SM le Roi qui avait à ses côtés SAR le Prince Moulay Rachid, a donné ces différentes orientations dans un discours de cadrage, à effet d’électrochoc, tant il a été sans complaisance sur les principales tares de la gestion publique. Le Souverain y a fait toutefois l’éloge du parlementarisme dans le Royaume en le qualifiant de choix stratégique et d’engagement de conviction. Il l’a également présenté comme un processus «évolutif et cumulatif» devenu modèle pour nombre de pays.
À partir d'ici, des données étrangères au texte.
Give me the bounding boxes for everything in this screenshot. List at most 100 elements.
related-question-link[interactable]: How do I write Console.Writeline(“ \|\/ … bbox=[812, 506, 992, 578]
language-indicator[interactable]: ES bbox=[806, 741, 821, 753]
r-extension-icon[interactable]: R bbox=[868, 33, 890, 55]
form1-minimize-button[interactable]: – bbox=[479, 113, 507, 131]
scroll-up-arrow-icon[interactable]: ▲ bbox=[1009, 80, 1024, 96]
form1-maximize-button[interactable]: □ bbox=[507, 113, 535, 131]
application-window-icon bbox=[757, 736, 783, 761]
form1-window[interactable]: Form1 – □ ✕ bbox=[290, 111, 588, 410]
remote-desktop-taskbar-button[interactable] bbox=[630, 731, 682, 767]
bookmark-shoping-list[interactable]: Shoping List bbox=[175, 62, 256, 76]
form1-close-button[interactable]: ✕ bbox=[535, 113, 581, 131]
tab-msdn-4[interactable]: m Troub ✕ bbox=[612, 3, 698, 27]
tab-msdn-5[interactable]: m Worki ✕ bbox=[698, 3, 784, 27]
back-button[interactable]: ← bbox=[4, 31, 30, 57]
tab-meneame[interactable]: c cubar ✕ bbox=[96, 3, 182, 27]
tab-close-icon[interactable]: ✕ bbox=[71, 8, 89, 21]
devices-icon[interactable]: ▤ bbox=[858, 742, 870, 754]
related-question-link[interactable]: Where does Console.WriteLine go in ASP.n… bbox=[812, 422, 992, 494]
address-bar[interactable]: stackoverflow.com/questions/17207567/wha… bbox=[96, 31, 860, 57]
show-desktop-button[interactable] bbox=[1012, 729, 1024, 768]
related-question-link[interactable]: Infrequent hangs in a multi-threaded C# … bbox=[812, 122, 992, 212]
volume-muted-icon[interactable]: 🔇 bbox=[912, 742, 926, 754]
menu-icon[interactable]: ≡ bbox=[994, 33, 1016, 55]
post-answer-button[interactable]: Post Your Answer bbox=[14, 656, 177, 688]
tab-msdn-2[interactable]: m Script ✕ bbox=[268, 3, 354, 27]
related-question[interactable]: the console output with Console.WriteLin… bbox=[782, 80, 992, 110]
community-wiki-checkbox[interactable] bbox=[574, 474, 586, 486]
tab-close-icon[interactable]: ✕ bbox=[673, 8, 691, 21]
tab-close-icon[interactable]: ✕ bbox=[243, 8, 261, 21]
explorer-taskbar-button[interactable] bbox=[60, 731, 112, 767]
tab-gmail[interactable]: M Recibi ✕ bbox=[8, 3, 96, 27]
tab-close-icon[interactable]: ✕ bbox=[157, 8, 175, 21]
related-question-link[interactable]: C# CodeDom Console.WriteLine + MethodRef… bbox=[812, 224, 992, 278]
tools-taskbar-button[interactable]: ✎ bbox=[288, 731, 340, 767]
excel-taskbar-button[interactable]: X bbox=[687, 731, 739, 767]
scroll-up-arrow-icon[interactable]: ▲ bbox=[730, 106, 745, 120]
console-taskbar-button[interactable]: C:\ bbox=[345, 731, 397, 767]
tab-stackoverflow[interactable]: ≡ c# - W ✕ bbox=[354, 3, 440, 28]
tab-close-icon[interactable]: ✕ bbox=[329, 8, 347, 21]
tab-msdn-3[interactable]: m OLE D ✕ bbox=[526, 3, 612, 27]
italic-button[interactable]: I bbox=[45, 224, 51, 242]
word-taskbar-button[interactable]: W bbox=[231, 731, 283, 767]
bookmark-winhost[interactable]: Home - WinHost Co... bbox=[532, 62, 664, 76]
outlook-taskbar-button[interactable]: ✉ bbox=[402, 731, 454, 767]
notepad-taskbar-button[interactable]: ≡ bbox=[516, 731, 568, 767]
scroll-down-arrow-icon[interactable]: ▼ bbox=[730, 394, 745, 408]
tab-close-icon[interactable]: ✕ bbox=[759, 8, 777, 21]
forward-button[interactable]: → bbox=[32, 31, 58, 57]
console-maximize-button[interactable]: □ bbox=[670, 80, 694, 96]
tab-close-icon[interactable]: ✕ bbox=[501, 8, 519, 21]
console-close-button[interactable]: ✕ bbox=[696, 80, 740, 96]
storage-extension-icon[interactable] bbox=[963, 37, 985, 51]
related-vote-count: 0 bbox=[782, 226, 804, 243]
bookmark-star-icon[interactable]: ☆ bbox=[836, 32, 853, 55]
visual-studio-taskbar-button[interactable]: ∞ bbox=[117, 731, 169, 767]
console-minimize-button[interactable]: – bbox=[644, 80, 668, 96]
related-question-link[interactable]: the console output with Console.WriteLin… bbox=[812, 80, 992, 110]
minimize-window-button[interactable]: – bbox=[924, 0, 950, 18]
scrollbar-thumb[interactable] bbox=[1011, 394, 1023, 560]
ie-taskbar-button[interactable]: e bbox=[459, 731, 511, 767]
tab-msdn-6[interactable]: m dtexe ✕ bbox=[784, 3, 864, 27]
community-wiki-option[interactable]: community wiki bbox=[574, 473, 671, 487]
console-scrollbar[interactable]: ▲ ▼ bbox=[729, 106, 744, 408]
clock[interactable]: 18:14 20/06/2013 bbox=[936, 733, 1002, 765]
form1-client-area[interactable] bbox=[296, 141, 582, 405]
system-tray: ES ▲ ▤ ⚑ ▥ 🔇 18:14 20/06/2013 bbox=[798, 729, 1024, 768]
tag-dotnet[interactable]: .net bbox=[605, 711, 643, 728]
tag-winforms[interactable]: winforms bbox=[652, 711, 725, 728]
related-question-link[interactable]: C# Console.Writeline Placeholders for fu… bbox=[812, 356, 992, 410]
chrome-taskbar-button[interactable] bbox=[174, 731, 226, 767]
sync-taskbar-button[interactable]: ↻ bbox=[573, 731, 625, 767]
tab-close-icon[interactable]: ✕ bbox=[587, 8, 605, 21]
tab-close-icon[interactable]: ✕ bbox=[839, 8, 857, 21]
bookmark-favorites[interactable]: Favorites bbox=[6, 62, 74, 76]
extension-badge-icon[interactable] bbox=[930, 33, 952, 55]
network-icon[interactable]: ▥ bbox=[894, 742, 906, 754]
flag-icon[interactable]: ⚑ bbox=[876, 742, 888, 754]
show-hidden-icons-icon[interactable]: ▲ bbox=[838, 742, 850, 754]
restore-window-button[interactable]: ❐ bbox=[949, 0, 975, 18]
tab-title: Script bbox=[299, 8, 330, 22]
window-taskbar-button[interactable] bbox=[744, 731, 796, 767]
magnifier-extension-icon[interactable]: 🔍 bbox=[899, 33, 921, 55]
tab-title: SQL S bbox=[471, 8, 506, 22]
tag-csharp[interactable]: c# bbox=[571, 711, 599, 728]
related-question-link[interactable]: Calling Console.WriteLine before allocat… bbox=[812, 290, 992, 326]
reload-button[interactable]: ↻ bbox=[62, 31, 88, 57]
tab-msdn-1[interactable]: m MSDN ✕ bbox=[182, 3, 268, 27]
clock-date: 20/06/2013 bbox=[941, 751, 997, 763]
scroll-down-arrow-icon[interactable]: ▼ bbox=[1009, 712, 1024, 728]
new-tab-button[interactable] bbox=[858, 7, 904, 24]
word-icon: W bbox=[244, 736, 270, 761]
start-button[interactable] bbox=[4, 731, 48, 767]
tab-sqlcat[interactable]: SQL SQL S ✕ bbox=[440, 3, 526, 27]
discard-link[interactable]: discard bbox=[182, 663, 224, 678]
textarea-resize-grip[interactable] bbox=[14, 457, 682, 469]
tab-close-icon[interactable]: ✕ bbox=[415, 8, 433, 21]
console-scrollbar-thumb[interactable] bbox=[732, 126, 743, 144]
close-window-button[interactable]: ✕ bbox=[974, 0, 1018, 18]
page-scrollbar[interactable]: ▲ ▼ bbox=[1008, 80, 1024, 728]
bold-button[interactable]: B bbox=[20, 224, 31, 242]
Il a ajouté que c’est la «mémoire vive» des grands moments de l’Histoire nationale et s’est dit heureux de ce que les présidents des deux Chambres célèbrent le cinquantenaire de la création de l’institution par l’organisation de manifestations propres à raviver le souvenir. Depuis 50 ans, a déclaré le Souverain, le Parlement est au cœur de la démocratie participative marocaine. Une démocratie qui se doit de marcher sur ses deux jambes en sollicitant aussi bien le mandat national, car le conseiller municipal fait autant œuvre utile pour ses administrés et la nation que le député ou le conseiller qui siège au Parlement.

Ce même Parlement à qu’il a enjoint de prolonger l’esprit de la Constitution en s’en inspirant dans les textes d’application. Cependant, a jugé le Souverain, la quantité ne vaut pas nécessairement la qualité s’agissant des lois et, plutôt de courir le nombre, mieux vaut s’attacher à la pertinence et à l’efficacité en le domaine. Pour lui, un exemple de ces règles de droit utiles est la loi spécifique sur l’opposition qui, en même temps que de lui aménager un dialogue constructif avec le gouvernement – dans le respect du principe de la séparation des pouvoirs-, et d’en faire une force de proposition, la désigne à être un organe de contrôle de l’action de l’Exécutif. 

Car le Parlement est la seule institution en droit de légiférer, a dit SM le Roi qui a appelé les élus à faire preuve d’abnégation et de persévérance au service des différentes causes nationales.

Deuxième type de mandat cité comme pilier de la démocratie participative marocaine: le mandat local. Si le rôle du Parlement est de décider des politiques publiques, a dit SM Mohammed VI, la mission des communes est d’aller au plus près des besoins des habitants en veillant au bon état de la voirie, de l’assainissement ou en s’ingéniant à créer de l’emploi et des activités génératrices de revenus. En somme, en ancrant les politiques publiques dans le réel et le vécu des populations. SM le Roi a noté à cet égard qu’il y avait de très grandes disparités au niveau du rendu de ces unités territoriales. A Casablanca en particulier, l’infrastructure n’est pas à la hauteur de l’ambition de cette mégapole d’être -à court terme- un grand pôle financier.

Ce n’est pas faute d’un budget qui est le triple de celui de Marrakech ou de Fès, mais parce que les tiraillements partisans font avorter la vision unitaire et l’action d’ensemble. C’est, du reste, l’une des raisons qui font que les partis politiques doivent plus que jamais s’attacher à former une nouvelle élite régionale capable de concrétiser les politiques publiques sur le terrain après les avoir calibrées au moule local et, en les mettant au service de leurs mandants. Semblable démarche est préconisée dans toutes les régions du Royaume et plus particulièrement dans nos provinces sahariennes.

SM le Roi qui a mis en garde contre tout triomphalisme dans ce dossier, tant les choses bougent encore, a appelé à une mobilisation constante de tous pour gagner notre cause.
La question du Sahara est l’affaire de tous les Marocains, gouvernants et gouvernés, institutions et citoyens qui pour la gagner doivent faire montre d’abnégation et de hardiesse afin d’acculer le contradicteur à la défensive, a déclaré en substance SM Mohammed VI.